La revista británica analizó la situación del Gobierno argentino y alertó por la caída en la imagen presidencial, la falta de recuperación económica y el impacto social del ajuste.

La revista británica The Economist publicó un análisis crítico sobre la actualidad del presidente Javier Milei, al advertir que atraviesa un momento delicado marcado por dificultades económicas, cuestionamientos judiciales y un deterioro en su imagen pública.

Bajo un enfoque centrado en el contexto político y económico, el medio sostuvo que el nivel de aprobación del mandatario registró una caída significativa en los últimos meses. “El índice de apoyo se ha desplomado recientemente”, señaló la publicación, ubicándolo en uno de sus niveles más bajos desde el inicio de su gestión.

El informe también hace referencia al impacto de distintas investigaciones que involucran al entorno presidencial, entre ellas el caso vinculado a la criptomoneda $LIBRA y una causa por presunto enriquecimiento ilícito que alcanza al jefe de Gabinete, Manuel Adorni.

“Los escándalos de corrupción y una economía en dificultades modificaron el escenario político”, plantea el artículo, que además menciona el respaldo del Presidente a sus funcionarios en medio de las acusaciones.

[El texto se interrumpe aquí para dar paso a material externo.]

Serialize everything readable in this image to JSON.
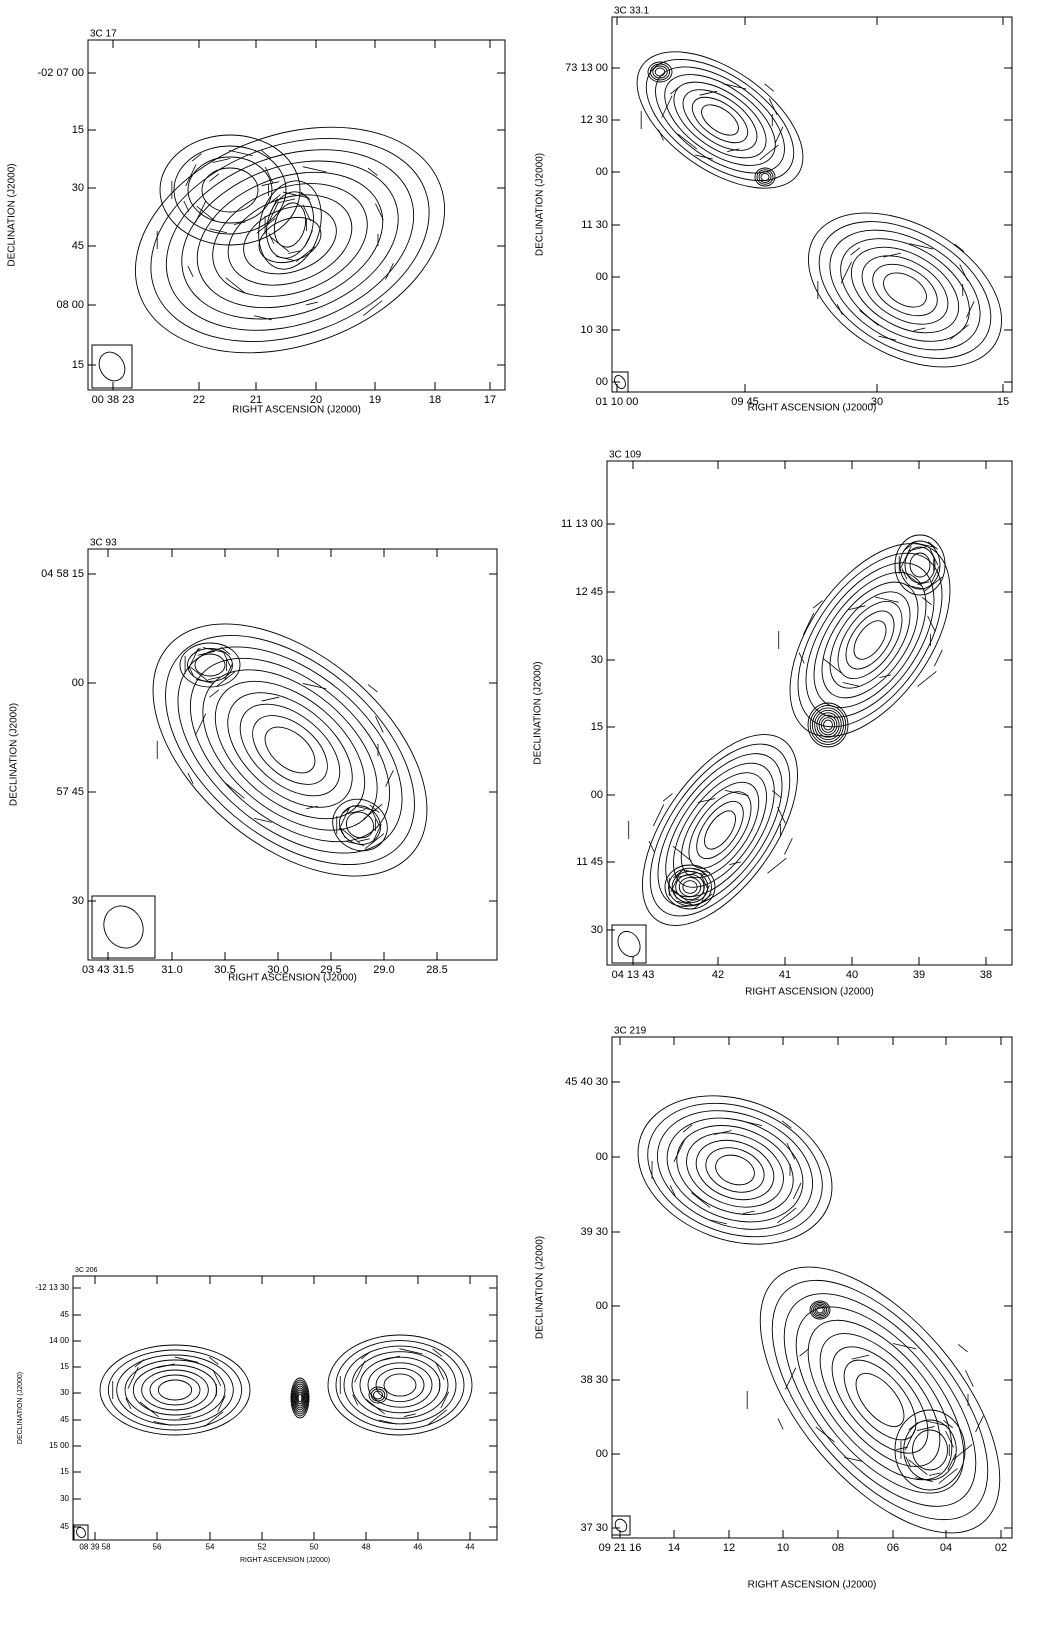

En paralelo, la revista pone el foco en la relación del Gobierno con la prensa y recuerda episodios recientes de confrontación. “El mandatario intensificó sus críticas a periodistas y endureció su discurso público”, indica el análisis, en referencia a publicaciones en redes sociales y a las restricciones aplicadas en la Casa Rosada durante abril.

Sin embargo, el eje central del informe se concentra en la evolución económica. “Los argentinos podrían haber ignorado las acusaciones si la economía estuviera en auge, pero no es así”, advierte la publicación.

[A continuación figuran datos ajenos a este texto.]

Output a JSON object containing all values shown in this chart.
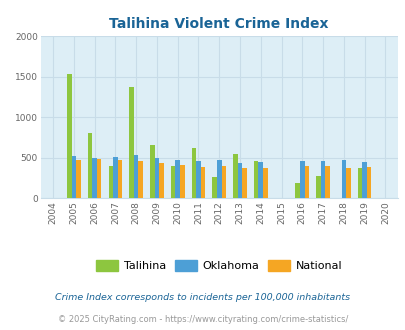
{
  "title": "Talihina Violent Crime Index",
  "years": [
    2004,
    2005,
    2006,
    2007,
    2008,
    2009,
    2010,
    2011,
    2012,
    2013,
    2014,
    2015,
    2016,
    2017,
    2018,
    2019,
    2020
  ],
  "talihina": [
    0,
    1535,
    800,
    400,
    1375,
    650,
    400,
    620,
    265,
    545,
    455,
    0,
    185,
    270,
    0,
    365,
    0
  ],
  "oklahoma": [
    0,
    520,
    500,
    505,
    530,
    500,
    475,
    455,
    470,
    430,
    445,
    0,
    455,
    455,
    465,
    440,
    0
  ],
  "national": [
    0,
    475,
    480,
    475,
    460,
    430,
    405,
    385,
    390,
    370,
    375,
    0,
    400,
    400,
    375,
    380,
    0
  ],
  "talihina_color": "#8dc63f",
  "oklahoma_color": "#4d9fd6",
  "national_color": "#f5a623",
  "bg_color": "#ddeef6",
  "plot_bg_color": "#ddeef6",
  "grid_color": "#c8dce8",
  "ylim": [
    0,
    2000
  ],
  "footnote1": "Crime Index corresponds to incidents per 100,000 inhabitants",
  "footnote2": "© 2025 CityRating.com - https://www.cityrating.com/crime-statistics/",
  "legend_labels": [
    "Talihina",
    "Oklahoma",
    "National"
  ],
  "title_color": "#1a6496",
  "footnote1_color": "#1a6496",
  "footnote2_color": "#999999"
}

Entre los principales indicadores, el artículo menciona una caída en la actividad, retrocesos en sectores como la industria, el comercio y la construcción, y un impacto directo en el empleo y los ingresos. También señala que, si bien la inflación había mostrado una desaceleración, volvió a registrar subas en los últimos meses.

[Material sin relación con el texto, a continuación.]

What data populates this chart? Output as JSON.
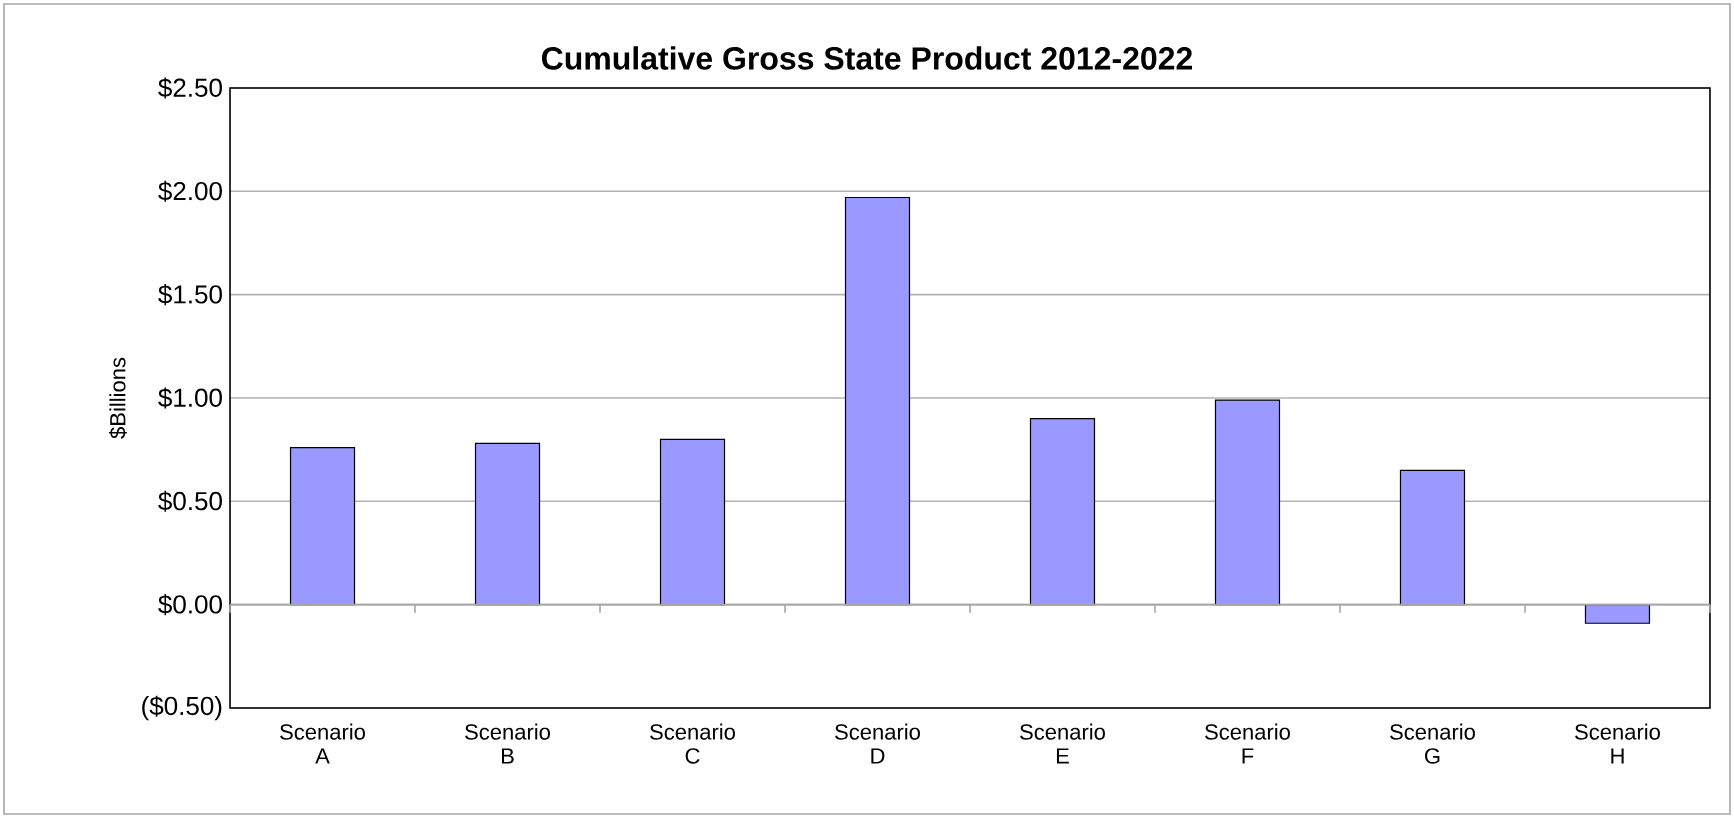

“Los bajos salarios y el desempleo son hoy las principales preocupaciones”, resume el informe, al describir el clima social.

Asimismo, se advierte sobre las limitaciones del modelo económico actual, al señalar que sectores dinámicos como el agro, la minería o la energía tienen menor capacidad de generación de empleo en comparación con otras actividades más intensivas en mano de obra.

En el plano fiscal, el análisis también pone en duda la sostenibilidad del superávit, en un contexto de menor recaudación y caída de la actividad.

Hacia el cierre, The Economist plantea que el calendario político podría añadir presión sobre el Gobierno en los próximos meses. “El Presidente necesita mostrar resultados concretos en crecimiento, empleo y control de la inflación”, concluye el artículo, al advertir sobre el impacto que podrían tener los datos económicos y las encuestas en la estabilidad del escenario político.